Festivalde yarışacak birbirinden iddialı 12 filmin belirlendiğini, filmlerin dünyanın çeşitli festivallerinden ödüllerle döndüğünü dile getiren Dağdeviren, yarışacak belgesellerin de yakında açıklanacağını bildirdi.
Sinema odaklı çıktıkları yolda festivale marka kazandıracak değerler üzerinde çalıştıklarını anlatan Dağdeviren, Akdeniz Üniversitesi öğrencileriyle işbirliği yapacaklarını, üniversitede sinema alanında etkinlik düzenleyeceklerini ifade etti.

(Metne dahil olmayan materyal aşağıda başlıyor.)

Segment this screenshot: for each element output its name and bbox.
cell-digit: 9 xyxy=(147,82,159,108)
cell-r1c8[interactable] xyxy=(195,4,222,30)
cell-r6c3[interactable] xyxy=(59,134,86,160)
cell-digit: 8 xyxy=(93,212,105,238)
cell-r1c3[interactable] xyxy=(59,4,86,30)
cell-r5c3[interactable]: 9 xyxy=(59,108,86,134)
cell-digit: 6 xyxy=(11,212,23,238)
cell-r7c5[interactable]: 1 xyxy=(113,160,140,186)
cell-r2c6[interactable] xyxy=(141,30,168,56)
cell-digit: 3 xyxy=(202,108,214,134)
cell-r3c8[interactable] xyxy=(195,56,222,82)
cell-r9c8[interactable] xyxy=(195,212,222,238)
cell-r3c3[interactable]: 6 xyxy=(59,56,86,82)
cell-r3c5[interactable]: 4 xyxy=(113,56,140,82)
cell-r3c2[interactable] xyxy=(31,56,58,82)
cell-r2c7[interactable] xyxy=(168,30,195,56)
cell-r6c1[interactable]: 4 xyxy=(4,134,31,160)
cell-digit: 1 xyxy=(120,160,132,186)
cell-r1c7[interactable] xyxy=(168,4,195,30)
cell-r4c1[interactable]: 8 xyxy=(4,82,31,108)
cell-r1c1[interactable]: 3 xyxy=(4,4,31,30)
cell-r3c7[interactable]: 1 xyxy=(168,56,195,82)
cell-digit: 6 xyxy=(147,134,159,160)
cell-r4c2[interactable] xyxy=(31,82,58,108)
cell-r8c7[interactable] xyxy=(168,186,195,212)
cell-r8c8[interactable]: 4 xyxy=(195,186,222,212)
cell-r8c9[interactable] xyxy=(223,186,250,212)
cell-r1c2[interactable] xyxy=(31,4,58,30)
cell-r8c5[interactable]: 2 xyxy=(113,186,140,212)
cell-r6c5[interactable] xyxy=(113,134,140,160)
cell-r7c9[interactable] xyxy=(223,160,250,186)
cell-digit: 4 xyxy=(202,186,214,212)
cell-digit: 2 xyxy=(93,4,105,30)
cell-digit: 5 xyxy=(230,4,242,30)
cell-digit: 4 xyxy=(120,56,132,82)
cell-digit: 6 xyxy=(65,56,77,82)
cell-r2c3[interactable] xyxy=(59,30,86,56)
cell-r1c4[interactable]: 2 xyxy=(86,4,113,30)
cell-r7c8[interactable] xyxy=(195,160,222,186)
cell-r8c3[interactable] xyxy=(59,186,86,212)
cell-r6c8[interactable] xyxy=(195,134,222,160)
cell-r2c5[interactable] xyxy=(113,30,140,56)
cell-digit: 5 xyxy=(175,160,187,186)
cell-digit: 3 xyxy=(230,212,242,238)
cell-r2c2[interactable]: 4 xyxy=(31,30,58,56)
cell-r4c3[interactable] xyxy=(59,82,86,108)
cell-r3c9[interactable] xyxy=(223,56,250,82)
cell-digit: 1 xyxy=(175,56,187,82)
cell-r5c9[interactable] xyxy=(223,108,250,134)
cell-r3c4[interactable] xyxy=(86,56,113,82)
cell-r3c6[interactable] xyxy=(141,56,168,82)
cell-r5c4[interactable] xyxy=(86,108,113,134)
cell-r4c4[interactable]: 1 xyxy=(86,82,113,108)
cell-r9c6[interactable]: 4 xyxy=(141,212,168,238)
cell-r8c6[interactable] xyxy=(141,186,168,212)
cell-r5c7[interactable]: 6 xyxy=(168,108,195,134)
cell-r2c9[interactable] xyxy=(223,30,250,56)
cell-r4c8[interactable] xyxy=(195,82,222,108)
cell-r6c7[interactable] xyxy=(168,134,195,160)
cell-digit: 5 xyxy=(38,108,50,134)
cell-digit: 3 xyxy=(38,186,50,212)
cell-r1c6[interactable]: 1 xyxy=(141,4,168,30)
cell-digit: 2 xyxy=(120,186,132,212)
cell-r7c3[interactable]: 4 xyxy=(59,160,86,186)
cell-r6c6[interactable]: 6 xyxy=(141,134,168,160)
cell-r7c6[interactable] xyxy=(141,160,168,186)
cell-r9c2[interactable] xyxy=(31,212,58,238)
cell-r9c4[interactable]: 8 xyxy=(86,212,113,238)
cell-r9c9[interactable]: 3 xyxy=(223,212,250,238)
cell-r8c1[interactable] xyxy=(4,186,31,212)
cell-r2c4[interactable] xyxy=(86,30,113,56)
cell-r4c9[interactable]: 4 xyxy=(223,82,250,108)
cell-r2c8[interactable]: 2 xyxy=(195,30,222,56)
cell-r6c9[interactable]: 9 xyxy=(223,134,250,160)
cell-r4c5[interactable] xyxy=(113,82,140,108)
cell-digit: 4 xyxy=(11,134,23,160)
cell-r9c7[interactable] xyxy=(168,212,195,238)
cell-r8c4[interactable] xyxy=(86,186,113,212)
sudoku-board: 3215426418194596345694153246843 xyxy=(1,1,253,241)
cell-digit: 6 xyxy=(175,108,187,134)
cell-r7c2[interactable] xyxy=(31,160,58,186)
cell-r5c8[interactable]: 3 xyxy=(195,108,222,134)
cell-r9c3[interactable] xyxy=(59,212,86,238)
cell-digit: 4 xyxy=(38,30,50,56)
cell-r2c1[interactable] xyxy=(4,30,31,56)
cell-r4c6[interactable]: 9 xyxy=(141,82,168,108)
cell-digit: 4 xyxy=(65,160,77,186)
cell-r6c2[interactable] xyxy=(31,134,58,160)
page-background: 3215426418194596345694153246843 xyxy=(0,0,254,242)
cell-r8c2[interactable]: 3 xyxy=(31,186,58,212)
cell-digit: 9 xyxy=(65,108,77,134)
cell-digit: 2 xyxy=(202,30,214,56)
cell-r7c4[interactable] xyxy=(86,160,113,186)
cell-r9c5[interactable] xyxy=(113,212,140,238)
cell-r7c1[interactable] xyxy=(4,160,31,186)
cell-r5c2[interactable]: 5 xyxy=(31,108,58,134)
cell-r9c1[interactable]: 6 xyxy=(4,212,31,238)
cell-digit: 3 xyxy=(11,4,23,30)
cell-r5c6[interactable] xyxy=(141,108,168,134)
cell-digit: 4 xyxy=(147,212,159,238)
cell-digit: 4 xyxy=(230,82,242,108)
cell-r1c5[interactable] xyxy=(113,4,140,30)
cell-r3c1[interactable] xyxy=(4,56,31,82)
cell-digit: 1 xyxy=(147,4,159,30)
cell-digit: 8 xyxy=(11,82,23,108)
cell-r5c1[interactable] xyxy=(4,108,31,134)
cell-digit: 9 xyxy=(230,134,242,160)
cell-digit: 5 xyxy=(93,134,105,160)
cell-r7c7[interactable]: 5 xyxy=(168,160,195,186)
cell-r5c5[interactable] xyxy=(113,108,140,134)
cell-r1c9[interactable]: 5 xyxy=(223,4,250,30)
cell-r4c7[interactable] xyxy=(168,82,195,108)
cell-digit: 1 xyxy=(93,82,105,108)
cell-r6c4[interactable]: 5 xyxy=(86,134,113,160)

Dağdeviren, festivale yurt dışından kimlerin geleceğinin henüz netleşmediğini belirterek, "Aynı dönemde yurt dışında da film festivalleri yapılıyor. Mesela Londra Film Festivali var. 'Londra'dan, Amerika'dan uçmuşken buraya gelin, zaten Paris'tesiniz, sizi davet edelim' şeklinde yazışıyoruz. Katılımın yoğun olacağını söyleyebiliriz, Londra'dan kimi çalarsak getireceğiz" dedi.
"İşi olan gelecek"
Festivalin sinema sektörünün oyuncusundan, yönetmenine, yapımcısından sivil toplum kuruluşuna kadar çalışma yeri olacağını vurgulayan Dağdeviren, şöyle devam etti:
"İşiniz varsa buradasınız, yoksa yoksunuz. Filminiz varsa oyuncu ya da yönetmen olarak buradasınız. Açılış gecesi ödül verecekseniz, ödül alacaksanız, üniversitede öğrencilerle buluşacaksanız buradasınız. Tabiki popüler isim olduğunuz için davetlisiniz. Öyle bir imaj var ki, Antalya'ya gideriz, 10 gün yer, içer, yatarız. Öyle bir şey yok. Bundan dolayı çok arkamızdan konuşan, yüzümüze bağıran olacak ama sadece işi olanlar gelecek, onlar da çok popüler insanlar olacak."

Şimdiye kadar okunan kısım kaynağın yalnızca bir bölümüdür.